I looked down at the table, at his pale hand on mine, my fingers against his skin. "No, I wouldn't."
"If you think about it," Frost continued, "the rape accusation is also meant to make you doubt us."
I nodded. "Maybe, but to what purpose?"
"I don't know."
"Unless he has taken leave of his senses at last," Doyle said, "he has a purpose to all of this. But I confess that I do not see what it could gain him. I do not like that we seem to be deep in a game and I do not know what we are playing."
Doyle stopped talking, and looked across the table at the lawyers. "Forgive us, please. We forgot where we were for a moment."
"Do you believe that this is all some sort of inter court politics?" Veducci asked.
"Yes," Doyle said.
Veducci looked at Frost. "Lieutenant Frost?"

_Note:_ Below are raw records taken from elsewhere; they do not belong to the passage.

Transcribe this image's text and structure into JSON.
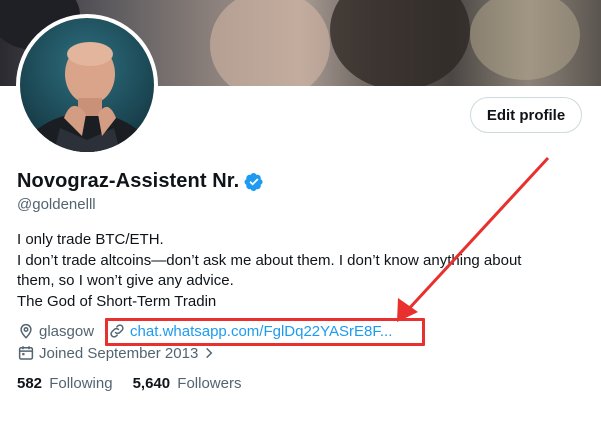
{
  "profile": {
    "name": "Novograz-Assistent Nr.",
    "handle": "@goldenelll",
    "edit_button": "Edit profile",
    "bio_lines": [
      "I only trade BTC/ETH.",
      "I don’t trade altcoins—don’t ask me about them. I don’t know anything about",
      "them, so I won’t give any advice.",
      "The God of Short-Term Tradin"
    ],
    "location": "glasgow",
    "link": "chat.whatsapp.com/FglDq22YASrE8F...",
    "joined": "Joined September 2013",
    "following_count": "582",
    "following_label": "Following",
    "followers_count": "5,640",
    "followers_label": "Followers"
  },
  "icons": {
    "verified": "verified-badge-icon",
    "location": "location-pin-icon",
    "link": "link-icon",
    "calendar": "calendar-icon",
    "chevron": "chevron-right-icon"
  },
  "colors": {
    "accent": "#1d9bf0",
    "secondary_text": "#536471",
    "annotation": "#e8302e"
  }
}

"I agree with my captain."
Last he looked at me. "Princess Meredith?"
"Oh, yes, Mr. Veducci, whatever else we are doing, it is most certainly inter court politics."
"His treatment of Ambassador Stevens makes me begin to wonder if we are being used here," Veducci said.
"Are you saying, Mr. Veducci," Biggs said, "that you are beginning to doubt the validity of the charges made against my clients?"
"If I find out that your clients did what they are accused of, I will do my best to punish them to the greatest extent that the law allows, but if these charges turn out to be false, and the king has tried to use the law to harm the innocent, I'll do my best to remind the king that in this country no one is supposed to be above the law." Veducci smiled again, but this time it wasn't a happy smile. It was more predatory. That smile was enough; I knew who I feared the most on the other side of the table. Veducci wasn't as ambitious as Shelby and Cortez, but he was better. He actually still believed in the law. He actually still believed that the innocent should be spared, and the guilty punished. You didn't often see such pure faith in lawyers who had spent more than twenty years on the bar. They had to give up their belief in the law to survive as a lawyer. But somehow, Veducci had held on. He believed, and maybe, just maybe, he was beginning to believe us.
WE HAD ADJOURNED TO A DIFFERENT ROOM. THE ROOM WAS smaller than the conference room, but then so were some single-family homes. There was a huge mirror on one wall, the glass of which held small imperfections, bubbles near one corner. The mirror had an almost smoky quality in a few spots. Its frame was gilt edged, and worn with age. It had belonged to the original Mr. Biggs's great-grandmother. We were here, in Mr. Biggs's inner sanctum, to make a phone call of sorts, though no phones would be involved.